Many octal games have an analogous property that divides rare values from common ones. There is no rhyme or reason to which bits end up the relevant ones for this property, they seem to emerge from the chaos of the initial handful of values. But once a pattern like this is established it is almost impossible to dislodge, for the following reason. Because the condition is based on parity, it is not hard to check the rules:

\begin{align*} &\text{common} &&\oplus \,\text{common} &&= \text{rare} \\ &\text{rare} &&\oplus \,\text{rare} &&= \text{rare} \\ &\text{rare} &&\oplus \,\text{common} &&= \text{common} \end{align*}

Now consider the collection \{G(i) ⊕ G(x - i - 1) \mid 0 \leq i \leq x-1\} that we are taking the MEX of to determine G(x). As x becomes large, the values G(i) ⊕ G(x - i - 1) will be dominated by those of the form (\text{common} \oplus \text{common}), i.e. rare values, because there are vastly more common values than rare ones. The first missing value is therefore likely to be common, because only members of the smaller collection of sums (\text{rare} \oplus \text{common}) are capable of landing on common values.

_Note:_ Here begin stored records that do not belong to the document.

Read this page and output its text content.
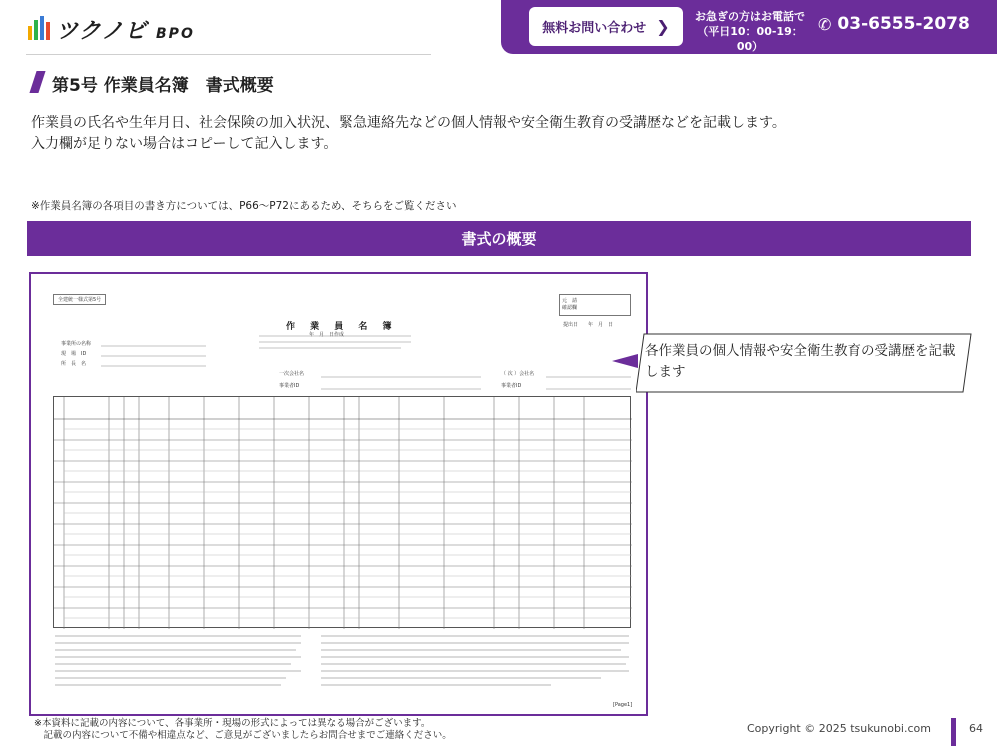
ツクノビ BPO	無料お問い合わせ ❯
お急ぎの方はお電話で
（平日10：00-19：00）
✆ 03-6555-2078
第5号 作業員名簿　書式概要
作業員の氏名や生年月日、社会保険の加入状況、緊急連絡先などの個人情報や安全衛生教育の受講歴などを記載します。
入力欄が足りない場合はコピーして記入します。
※作業員名簿の各項目の書き方については、P66～P72にあるため、そちらをご覧ください
書式の概要
全建統一様式第5号
作 業 員 名 簿
年　月　日作成
元　請
確認欄
提出日　　年　月　日
事業所の名称
現　場　ID
所　長　名
一次会社名
事業者ID
（ 次 ）会社名
事業者ID
[Page1]
各作業員の個人情報や安全衛生教育の受講歴を記載します
※本資料に記載の内容について、各事業所・現場の形式によっては異なる場合がございます。
　記載の内容について不備や相違点など、ご意見がございましたらお問合せまでご連絡ください。
Copyright © 2025 tsukunobi.com	64
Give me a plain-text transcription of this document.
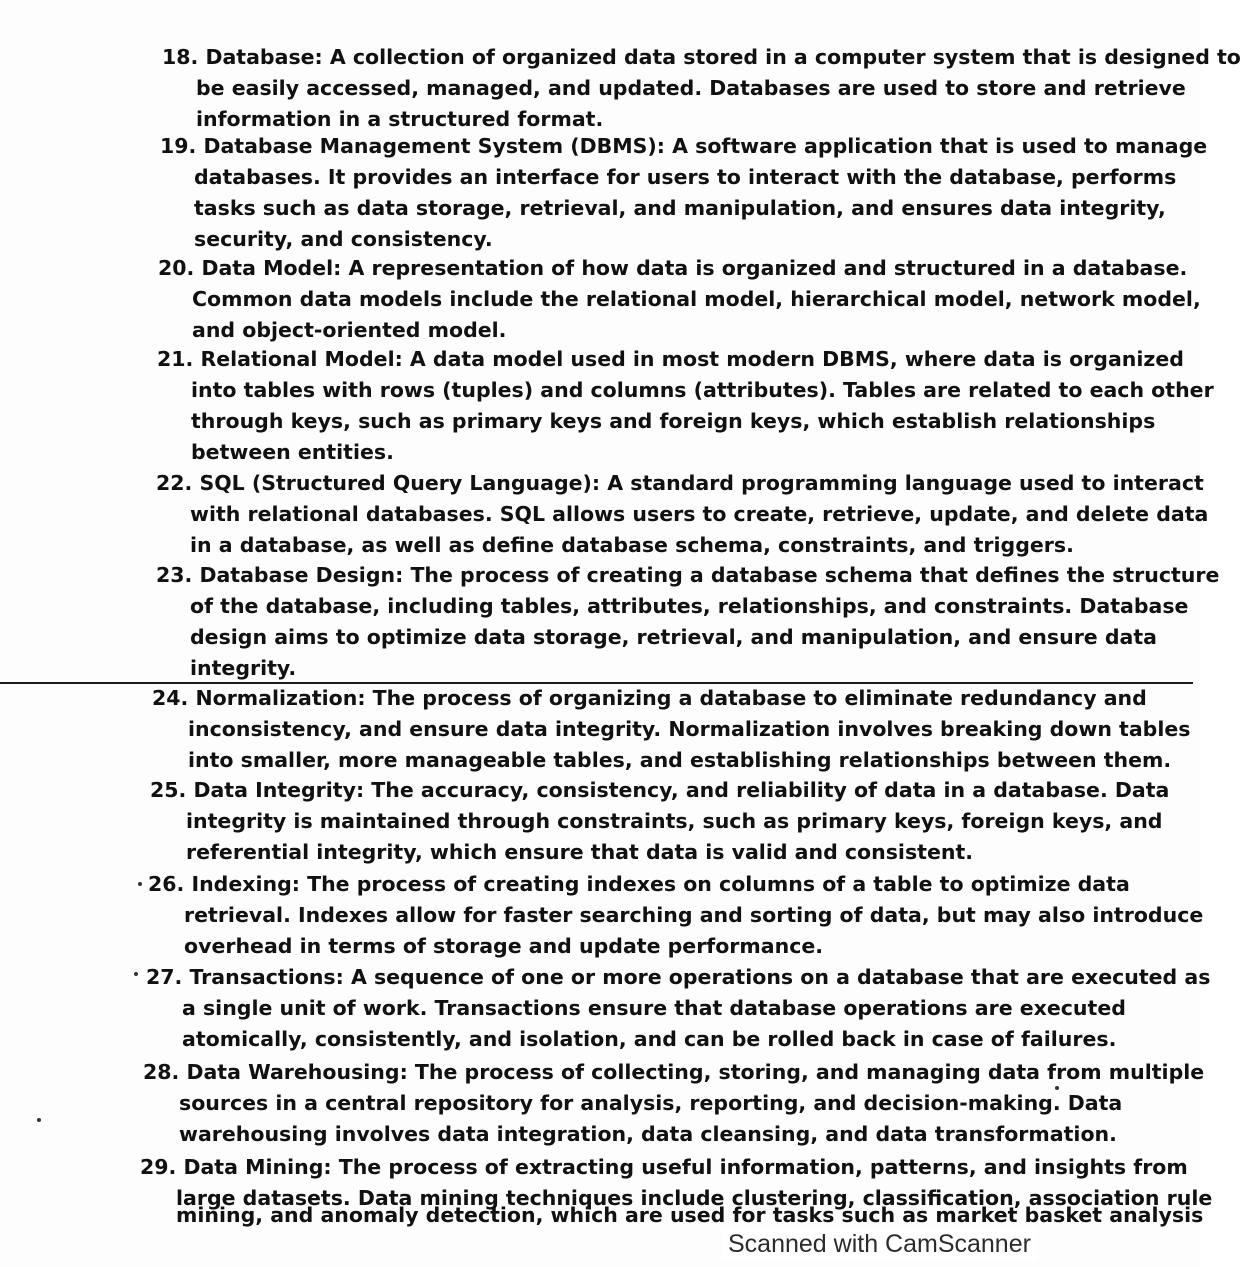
18. Database: A collection of organized data stored in a computer system that is designed to
be easily accessed, managed, and updated. Databases are used to store and retrieve
information in a structured format.
19. Database Management System (DBMS): A software application that is used to manage
databases. It provides an interface for users to interact with the database, performs
tasks such as data storage, retrieval, and manipulation, and ensures data integrity,
security, and consistency.
20. Data Model: A representation of how data is organized and structured in a database.
Common data models include the relational model, hierarchical model, network model,
and object-oriented model.
21. Relational Model: A data model used in most modern DBMS, where data is organized
into tables with rows (tuples) and columns (attributes). Tables are related to each other
through keys, such as primary keys and foreign keys, which establish relationships
between entities.
22. SQL (Structured Query Language): A standard programming language used to interact
with relational databases. SQL allows users to create, retrieve, update, and delete data
in a database, as well as define database schema, constraints, and triggers.
23. Database Design: The process of creating a database schema that defines the structure
of the database, including tables, attributes, relationships, and constraints. Database
design aims to optimize data storage, retrieval, and manipulation, and ensure data
integrity.
24. Normalization: The process of organizing a database to eliminate redundancy and
inconsistency, and ensure data integrity. Normalization involves breaking down tables
into smaller, more manageable tables, and establishing relationships between them.
25. Data Integrity: The accuracy, consistency, and reliability of data in a database. Data
integrity is maintained through constraints, such as primary keys, foreign keys, and
referential integrity, which ensure that data is valid and consistent.
26. Indexing: The process of creating indexes on columns of a table to optimize data
retrieval. Indexes allow for faster searching and sorting of data, but may also introduce
overhead in terms of storage and update performance.
27. Transactions: A sequence of one or more operations on a database that are executed as
a single unit of work. Transactions ensure that database operations are executed
atomically, consistently, and isolation, and can be rolled back in case of failures.
28. Data Warehousing: The process of collecting, storing, and managing data from multiple
sources in a central repository for analysis, reporting, and decision-making. Data
warehousing involves data integration, data cleansing, and data transformation.
29. Data Mining: The process of extracting useful information, patterns, and insights from
large datasets. Data mining techniques include clustering, classification, association rule
mining, and anomaly detection, which are used for tasks such as market basket analysis
Scanned with CamScanner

Knowing that values are likely to be common suggests the following approach. First, calculate all (\text{rare} \oplus \text{common}) sums, and thereby determine the first missing common value. This is overwhelmingly likely to be the correct value in the end, but to verify this we’ll have to check sums not of this form. Here’s the key: we only have to rule out the rare values below this missing common value, and as soon as we’ve done this we can stop. Usually, the rare possibilities can be eliminated after checking a small number of additional sums. No further sums can possibly eliminate that first missing common value.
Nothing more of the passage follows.